Commonly asked security questions
Do you use SSL encryption for client communication?
We use SSL encryption for credentials only. Your credentials are sent to the server encrypted. We do not use SSL encryption for any data download or upload.
Is there anything to ensure user's work will not be lost if the site is down?
VoiceThread is proud to keep a greater than 99.9% up-time over the last four years. Backups are done onsite and offsite, with the offsite backups located 500 miles from our primary datacenter. Our backups have a retention of at an absolute minimum 30 days, but differ past that depending on what type of data we're backing up.

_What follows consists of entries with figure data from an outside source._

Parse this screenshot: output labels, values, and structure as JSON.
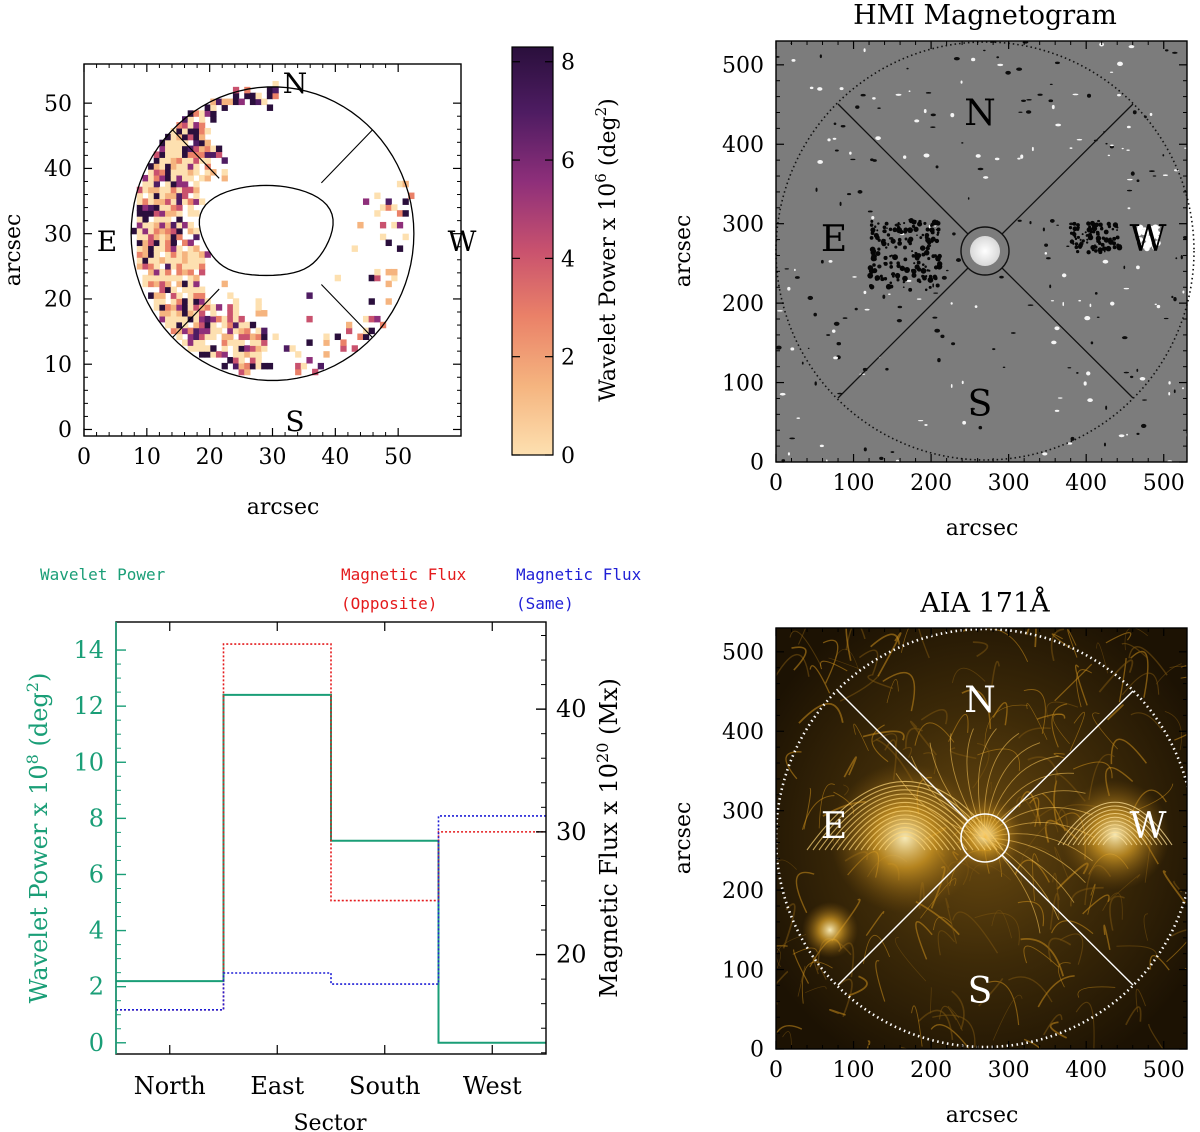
{
  "colors": {
    "wavelet": "#1a9e77",
    "opposite": "#e41a1c",
    "same": "#1f1fd6",
    "axis": "#000000"
  },
  "chart_data": [
    {
      "type": "heatmap",
      "panel": "wavelet-map",
      "xlabel": "arcsec",
      "ylabel": "arcsec",
      "xlim": [
        0,
        60
      ],
      "ylim": [
        -1,
        56
      ],
      "xticks": [
        0,
        10,
        20,
        30,
        40,
        50
      ],
      "yticks": [
        0,
        10,
        20,
        30,
        40,
        50
      ],
      "directions": {
        "n": "N",
        "s": "S",
        "e": "E",
        "w": "W"
      },
      "colorbar": {
        "label": "Wavelet Power x 10",
        "label_exp": "6",
        "label_unit": " (deg",
        "label_unit_exp": "2",
        "label_close": ")",
        "range": [
          0,
          8.3
        ],
        "ticks": [
          0,
          2,
          4,
          6,
          8
        ],
        "scale": [
          "#fde0b0",
          "#f5b47f",
          "#ea8168",
          "#c9526e",
          "#8e2f7a",
          "#4e1c62",
          "#2a0f3c"
        ]
      },
      "center": [
        30,
        30
      ],
      "outer_radius": 22.5,
      "inner_radius_x": 10.5,
      "inner_radius_y": 7.5
    },
    {
      "type": "image",
      "panel": "hmi",
      "title": "HMI Magnetogram",
      "xlabel": "arcsec",
      "ylabel": "arcsec",
      "xlim": [
        0,
        530
      ],
      "ylim": [
        0,
        530
      ],
      "xticks": [
        0,
        100,
        200,
        300,
        400,
        500
      ],
      "yticks": [
        0,
        100,
        200,
        300,
        400,
        500
      ],
      "directions": {
        "n": "N",
        "s": "S",
        "e": "E",
        "w": "W"
      }
    },
    {
      "type": "line",
      "panel": "sector-histogram",
      "xlabel": "Sector",
      "categories": [
        "North",
        "East",
        "South",
        "West"
      ],
      "legend": {
        "wavelet": "Wavelet Power",
        "opposite_1": "Magnetic Flux",
        "opposite_2": "(Opposite)",
        "same_1": "Magnetic Flux",
        "same_2": "(Same)"
      },
      "left_axis": {
        "label": "Wavelet Power x 10",
        "label_exp": "8",
        "label_unit": " (deg",
        "label_unit_exp": "2",
        "label_close": ")",
        "range": [
          -0.4,
          15
        ],
        "ticks": [
          0,
          2,
          4,
          6,
          8,
          10,
          12,
          14
        ]
      },
      "right_axis": {
        "label": "Magnetic Flux x 10",
        "label_exp": "20",
        "label_unit": " (Mx)",
        "range": [
          11.9,
          47.1
        ],
        "ticks": [
          20,
          30,
          40
        ]
      },
      "series": [
        {
          "name": "Wavelet Power",
          "axis": "left",
          "values": [
            2.2,
            12.4,
            7.2,
            0.0
          ]
        },
        {
          "name": "Magnetic Flux (Opposite)",
          "axis": "right",
          "values": [
            15.5,
            45.3,
            24.4,
            30.0
          ]
        },
        {
          "name": "Magnetic Flux (Same)",
          "axis": "right",
          "values": [
            15.5,
            18.5,
            17.6,
            31.3
          ]
        }
      ]
    },
    {
      "type": "image",
      "panel": "aia",
      "title": "AIA 171Å",
      "xlabel": "arcsec",
      "ylabel": "arcsec",
      "xlim": [
        0,
        530
      ],
      "ylim": [
        0,
        530
      ],
      "xticks": [
        0,
        100,
        200,
        300,
        400,
        500
      ],
      "yticks": [
        0,
        100,
        200,
        300,
        400,
        500
      ],
      "directions": {
        "n": "N",
        "s": "S",
        "e": "E",
        "w": "W"
      }
    }
  ]
}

Are passwords encrypted in storage?
Passwords are encrypted in storage. You may reset your password with a confirmation email, but we cannot see or retrieve your password.
Where client software is required to be installed or updated, will it interfere with local programs?
No client software is required because VoiceThread is 100% browser based. We do strongly encourage keeping your browsers and Adobe Flash up-to-date.
Do you apply host security standards on your servers, and check them whenever changes are made to the security configuration?
Most of our servers can only be accessed from our local network, and development servers can only be accessed from locations of our developers. We do regular security audits, follow security advisories from projects that we use, and perform patches as soon as they become available. We read security logs and monitor intrusion attempts.